In the process, the theatre of Sino-Indian power games will spread from the icy Himalayas to the streets of Havana.
Delhi has stepped in with the offer of low-floor buses to help revive Cuba’s crumbling urban transport that has in the past few years forced the communist regime to turn to China.
Indian diplomats hope to announce the plan when Vice-President Hamid Ansari visits Cuba and Peru in late October on India’s highest diplomatic visit to either nation since Prime Minister Singh’s 2006 visit to Havana.
While trade and economic opportunities are at the heart of India’s delayed but increasingly aggressive outreach to Latin America, it is gestures like the buses that New Delhi is counting on to catalyse that journey.
“Indian-made buses travelling down the streets of Havana will serve as a visible daily reminder to our friends in Cuba and the region of the ties our nations have shared, and of what a future of collaboration could hold,” a senior official here said.
But the Indian-made buses won’t be alone.

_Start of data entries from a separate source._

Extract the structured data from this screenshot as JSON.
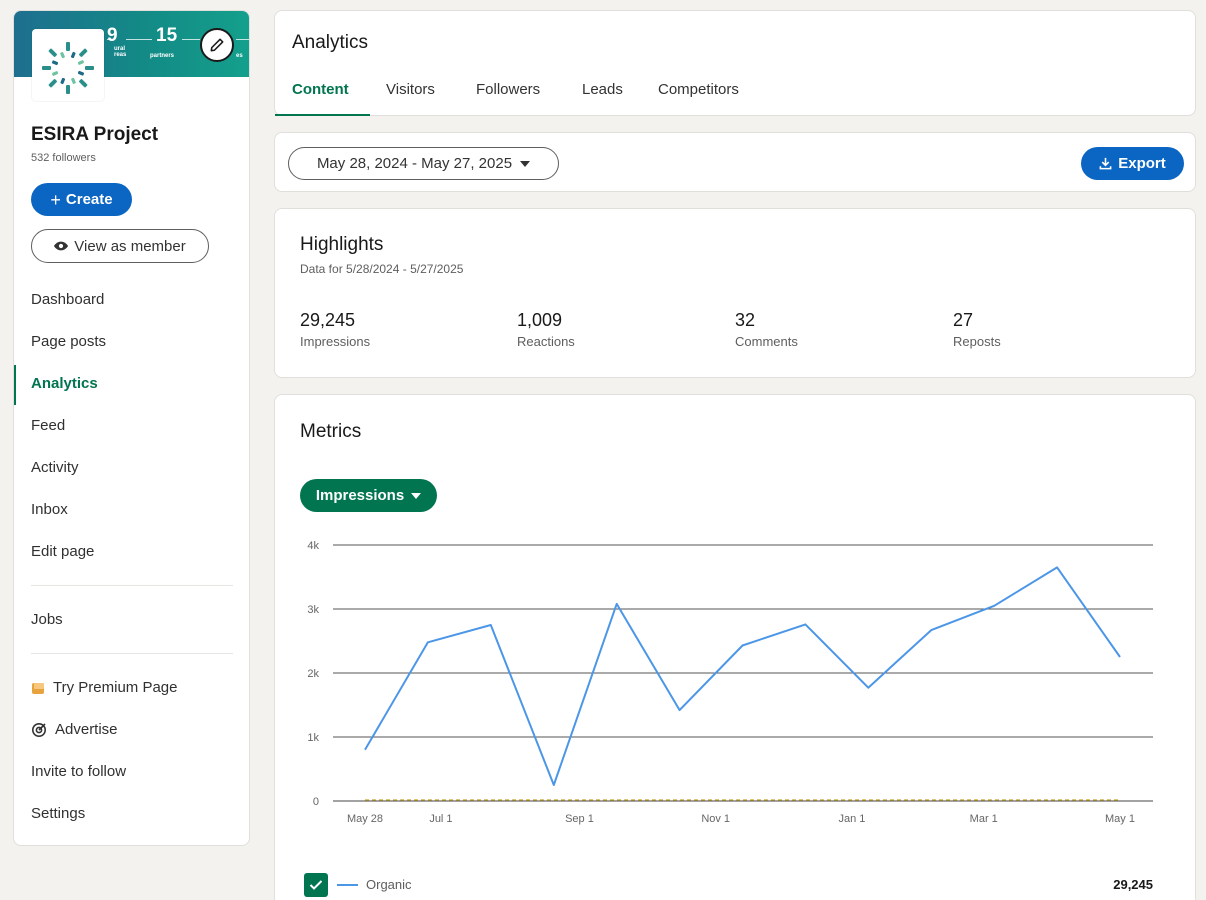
{
  "sidebar": {
    "banner": {
      "n1": "9",
      "n1_sub1": "ural",
      "n1_sub2": "reas",
      "n2": "15",
      "n2_sub": "partners",
      "n3_sub": "es"
    },
    "org_name": "ESIRA Project",
    "followers": "532 followers",
    "create_label": "Create",
    "view_member_label": "View as member",
    "nav": [
      {
        "label": "Dashboard"
      },
      {
        "label": "Page posts"
      },
      {
        "label": "Analytics",
        "active": true
      },
      {
        "label": "Feed"
      },
      {
        "label": "Activity"
      },
      {
        "label": "Inbox"
      },
      {
        "label": "Edit page"
      }
    ],
    "jobs_label": "Jobs",
    "premium_label": "Try Premium Page",
    "advertise_label": "Advertise",
    "invite_label": "Invite to follow",
    "settings_label": "Settings"
  },
  "analytics": {
    "title": "Analytics",
    "tabs": [
      {
        "label": "Content",
        "active": true
      },
      {
        "label": "Visitors"
      },
      {
        "label": "Followers"
      },
      {
        "label": "Leads"
      },
      {
        "label": "Competitors"
      }
    ]
  },
  "toolbar": {
    "date_range": "May 28, 2024 - May 27, 2025",
    "export_label": "Export"
  },
  "highlights": {
    "title": "Highlights",
    "subtitle": "Data for 5/28/2024 - 5/27/2025",
    "stats": [
      {
        "value": "29,245",
        "label": "Impressions"
      },
      {
        "value": "1,009",
        "label": "Reactions"
      },
      {
        "value": "32",
        "label": "Comments"
      },
      {
        "value": "27",
        "label": "Reposts"
      }
    ]
  },
  "metrics": {
    "title": "Metrics",
    "metric_selected": "Impressions",
    "legend": {
      "label": "Organic",
      "total": "29,245"
    }
  },
  "colors": {
    "accent_green": "#01754f",
    "accent_blue": "#0a66c2",
    "line_blue": "#4c96e8",
    "baseline_gold": "#c9a227"
  },
  "chart_data": {
    "type": "line",
    "x": [
      "2024-05-28",
      "2024-06-14",
      "2024-07-01",
      "2024-07-17",
      "2024-08-03",
      "2024-08-19",
      "2024-09-04",
      "2024-09-20",
      "2024-10-06",
      "2024-10-22",
      "2024-11-07",
      "2024-11-23",
      "2024-12-09",
      "2024-12-25",
      "2025-01-10",
      "2025-01-26",
      "2025-02-11",
      "2025-02-27",
      "2025-03-15",
      "2025-04-01",
      "2025-04-16",
      "2025-05-01"
    ],
    "x_ticks": [
      "May 28",
      "Jul 1",
      "Sep 1",
      "Nov 1",
      "Jan 1",
      "Mar 1",
      "May 1"
    ],
    "y_ticks": [
      "0",
      "1k",
      "2k",
      "3k",
      "4k"
    ],
    "ylim": [
      0,
      4000
    ],
    "series": [
      {
        "name": "Organic",
        "values": [
          800,
          2480,
          2750,
          250,
          3080,
          1420,
          2430,
          2760,
          1770,
          2670,
          3050,
          3650,
          2250
        ]
      }
    ],
    "baseline": [
      0,
      0,
      0,
      0,
      0,
      0,
      0,
      0,
      0,
      0,
      0,
      0,
      0
    ]
  }
}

They will need to compete with buses Cuba has imported from China.
As the supply of Soviet buses and fuel dried up following the collapse of the USSR in the early 1990s, Cuba domestically engineered 18-wheeler, hump-backed carriages called “camellos” — camels in Spanish — as its public transport alternative.

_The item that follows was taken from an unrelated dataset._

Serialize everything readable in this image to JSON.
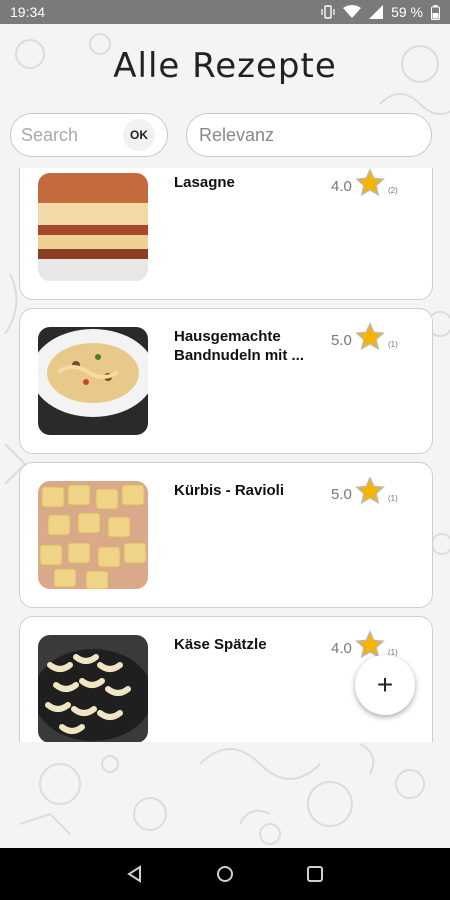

The behemoths could each carry 300 people but were uncomfortable, tough to manoeuvre and in short supply — unwittingly becoming symbols of Cuba’s economic warts.
By 2005, Fidel Castro’s government could no longer ignore the public transportation crisis plaguing cities like Havana and Santiago de Cuba, the country’s second-largest urban habitation.
Cuba bought 400 buses from Chinese-firm Yutong that year, and signed a deal for several hundreds more in 2008 in a bid to phase out the camellos.
But the Chinese buses haven’t been enough to solve the densely populated island’s public transportation woes. Earlier this year, the Cuban government issued a public appeal to citizens — to switch back to bicycles.
India plans to provide a fleet of 25 buses as a gift, and will offer several hundred more buses for sale to fill that gap, officials said.
But India has more than Yutong’s eight-year head start to overcome.
Both India and China were among the first few nations to diplomatically recognise Cuba after the Castro-led 1959 revolution that overthrew US-backed dictator Fulgencio Batista.
But the Sino-Soviet split of the 1960s hit China’s relations with Cuba, which depended on the USSR economically, and in March 1965, Castro publicly hit out at Beijing. Relations between Cuba and China remained tense for the rest of the Cold War.
In contrast, India and Cuba were close friends through the Cold War, epitomised by the arresting image of Castro locking former Prime Minister Indira Gandhi in a bear hug at the Non-Aligned Movement summit in 1983.
Almost a decade later, in 1992, when Cuba was reeling from food and petrol shortages triggered by the collapse of its ally, the Soviet Union, India came to its rescue, supplying 10,000 tonnes each of rice and wheat — a political initiative taken by the Congress, CPM and the CPI.
Castro called the food aid the “bread of India” — the consignment was enough to manufacture a loaf of bread for each of Cuba’s then 11 million citizens.
But the trade between India and Cuba has fallen over the past two decades — from over $300 million a year in the 1980s to under $30 million in 2011. China has emerged as Cuba’s second-largest trading partner, cashing in on Havana’s desperation for allies after the Soviet collapse.
India is keen to restore its economic relevance for Cuba, and gain more than the toehold it currently enjoys in much of Latin America.
“We need to focus more on Latin America and we are doing that,” external affairs minister Salman Khurshid said on Saturday, speaking to reporters about an expedition two Indians are undertaking from Alaska to the southern tip of Latin America. “But it will take time.”